To help the collective memory stay strong, naras perform lightweight periodic syncing:

Schedule:

  • Every ~30 minutes (±5min random jitter)
  • Query 1-2 random online neighbors

Query focus:

{
"services": ["observation"],
"since_time": "<24 hours ago>",
"max_events": 100,
"min_importance": 2
}

Why needed:

  • Event persistence (critical events survive even if some naras drop them)
  • Gradual propagation (events spread organically)
  • Personality compensation (high-chill naras catch up)
  • Network healing (partitioned nodes eventually converge)

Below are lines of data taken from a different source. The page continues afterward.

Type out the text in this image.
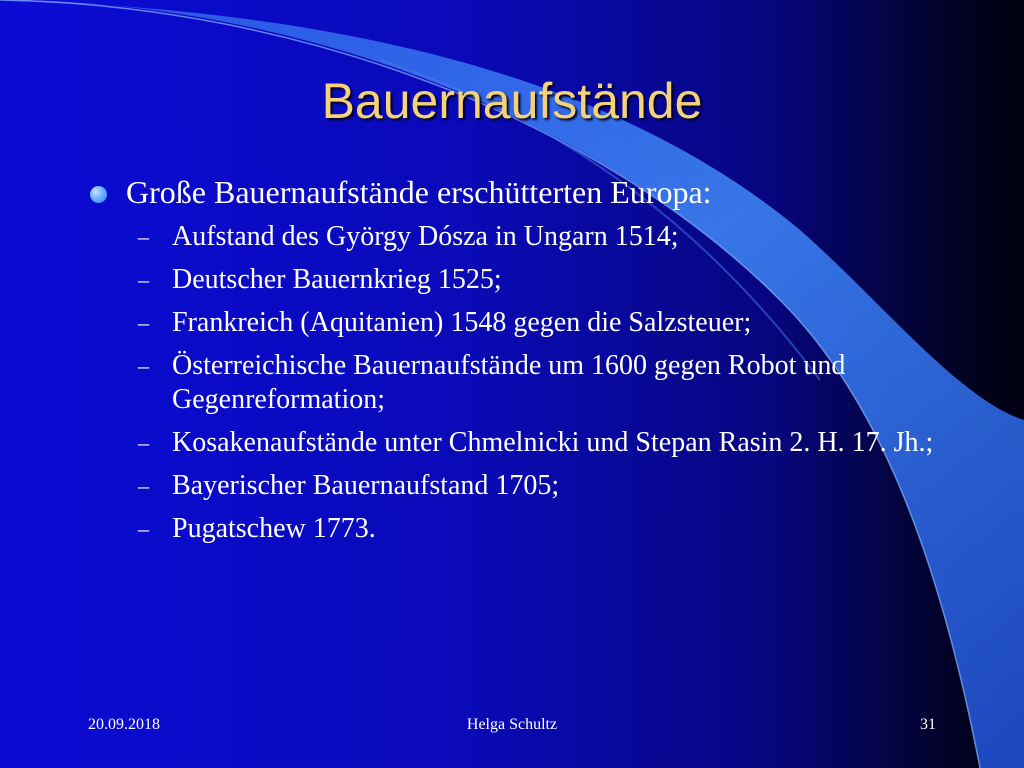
Bauernaufstände
Große Bauernaufstände erschütterten Europa:
– Aufstand des György Dósza in Ungarn 1514;
– Deutscher Bauernkrieg 1525;
– Frankreich (Aquitanien) 1548 gegen die Salzsteuer;
– Österreichische Bauernaufstände um 1600 gegen Robot und Gegenreformation;
– Kosakenaufstände unter Chmelnicki und Stepan Rasin 2. H. 17. Jh.;
– Bayerischer Bauernaufstand 1705;
– Pugatschew 1773.
20.09.2018	Helga Schultz	31
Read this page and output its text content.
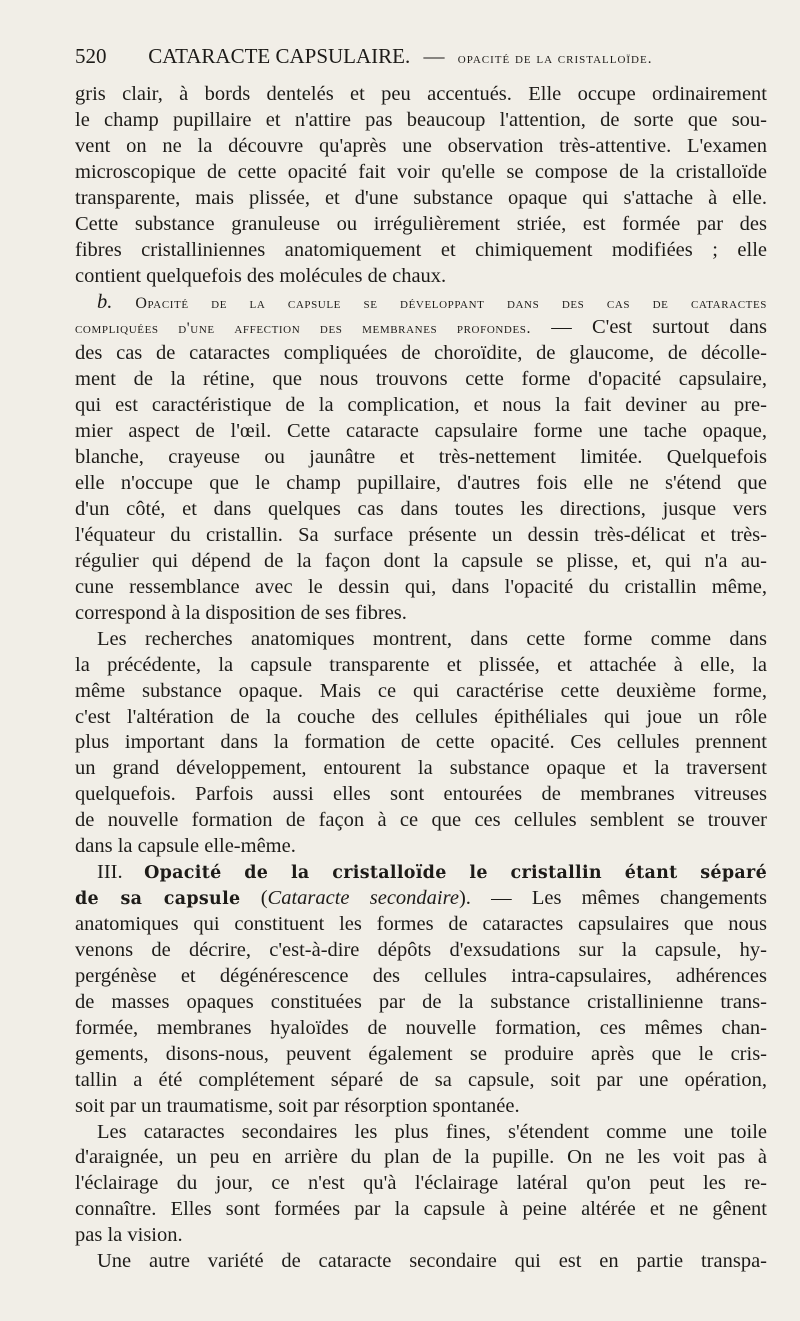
520 CATARACTE CAPSULAIRE. — opacité de la cristalloïde.
gris clair, à bords dentelés et peu accentués. Elle occupe ordinairement
le champ pupillaire et n'attire pas beaucoup l'attention, de sorte que sou-
vent on ne la découvre qu'après une observation très-attentive. L'examen
microscopique de cette opacité fait voir qu'elle se compose de la cristalloïde
transparente, mais plissée, et d'une substance opaque qui s'attache à elle.
Cette substance granuleuse ou irrégulièrement striée, est formée par des
fibres cristalliniennes anatomiquement et chimiquement modifiées ; elle
contient quelquefois des molécules de chaux.
b. Opacité de la capsule se développant dans des cas de cataractes
compliquées d'une affection des membranes profondes. — C'est surtout dans
des cas de cataractes compliquées de choroïdite, de glaucome, de décolle-
ment de la rétine, que nous trouvons cette forme d'opacité capsulaire,
qui est caractéristique de la complication, et nous la fait deviner au pre-
mier aspect de l'œil. Cette cataracte capsulaire forme une tache opaque,
blanche, crayeuse ou jaunâtre et très-nettement limitée. Quelquefois
elle n'occupe que le champ pupillaire, d'autres fois elle ne s'étend que
d'un côté, et dans quelques cas dans toutes les directions, jusque vers
l'équateur du cristallin. Sa surface présente un dessin très-délicat et très-
régulier qui dépend de la façon dont la capsule se plisse, et, qui n'a au-
cune ressemblance avec le dessin qui, dans l'opacité du cristallin même,
correspond à la disposition de ses fibres.
Les recherches anatomiques montrent, dans cette forme comme dans
la précédente, la capsule transparente et plissée, et attachée à elle, la
même substance opaque. Mais ce qui caractérise cette deuxième forme,
c'est l'altération de la couche des cellules épithéliales qui joue un rôle
plus important dans la formation de cette opacité. Ces cellules prennent
un grand développement, entourent la substance opaque et la traversent
quelquefois. Parfois aussi elles sont entourées de membranes vitreuses
de nouvelle formation de façon à ce que ces cellules semblent se trouver
dans la capsule elle-même.
III. Opacité de la cristalloïde le cristallin étant séparé
de sa capsule (Cataracte secondaire). — Les mêmes changements
anatomiques qui constituent les formes de cataractes capsulaires que nous
venons de décrire, c'est-à-dire dépôts d'exsudations sur la capsule, hy-
pergénèse et dégénérescence des cellules intra-capsulaires, adhérences
de masses opaques constituées par de la substance cristallinienne trans-
formée, membranes hyaloïdes de nouvelle formation, ces mêmes chan-
gements, disons-nous, peuvent également se produire après que le cris-
tallin a été complétement séparé de sa capsule, soit par une opération,
soit par un traumatisme, soit par résorption spontanée.
Les cataractes secondaires les plus fines, s'étendent comme une toile
d'araignée, un peu en arrière du plan de la pupille. On ne les voit pas à
l'éclairage du jour, ce n'est qu'à l'éclairage latéral qu'on peut les re-
connaître. Elles sont formées par la capsule à peine altérée et ne gênent
pas la vision.
Une autre variété de cataracte secondaire qui est en partie transpa-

Uses trimmed mean to calculate robust consensus from observation events:

  1. Query events: Get all observation events about subject from SyncLedger
  2. Collect values: Extract reported values (StartTime, Restarts, etc.) from each observer
  3. Filter outliers: Remove values outside [median×0.2, median×5.0] range
  4. Calculate average: Average remaining values (naturally weighted by frequency)
    • If 5 observers report “270” and 2 report “271”, the average weights toward 270
    • Single-observer fallback: Use max value if only one observer reporting
  5. Log quality metrics:
    • Agreement % - how many observers agree on most common value
    • Std deviation - spread of opinions (low = tight consensus, high = noisy)
    • Outliers removed - which values were filtered as suspicious

Result: Distributed consensus on StartTime, Restarts, LastRestart without centralized broadcast.

Key insight: Large discrepancies indicate bugs (false MISSING detections, backfill failures) rather than natural variance.

  • sync.go - ObservationEventPayload struct, anti-abuse logic
  • observations.go - Event emission, consensus formation, NaraObservation struct
  • attestation.go - Attestation type for signed claims (checkpoint voting)
  • checkpoint_types.go - CheckpointEventPayload struct
  • checkpoint_service.go - Checkpoint consensus and MQTT voting
  • network.go - Background sync, backfill mechanism
  • nara.go - NaraStatus (will remove Observations map in v1.0.0)
T=0: lisa restarts (actual restart #1137)
T=1: bart observes via newspaper
- Creates restart event: {Observer: bart, Subject: lisa, RestartNum: 1137}
- Adds to local ledger
- Broadcasts via MQTT
T=2: nelly receives event
- Adds to local ledger (unless filtered by personality)
T=5: jojo boots (new node)
- Requests sync from bart
- Gets restart event in response
- Now knows lisa has 1137 restarts
T=30min: alice does background sync
- Queries random neighbor (nelly)
- Gets restart event about lisa
- Fills in gap from when she wasn't listening
T=3h: Consensus runs on all nodes
- Each reads observation events about lisa
- Weighted clustering: most agree on 1137 restarts
- Consensus: lisa.Restarts = 1137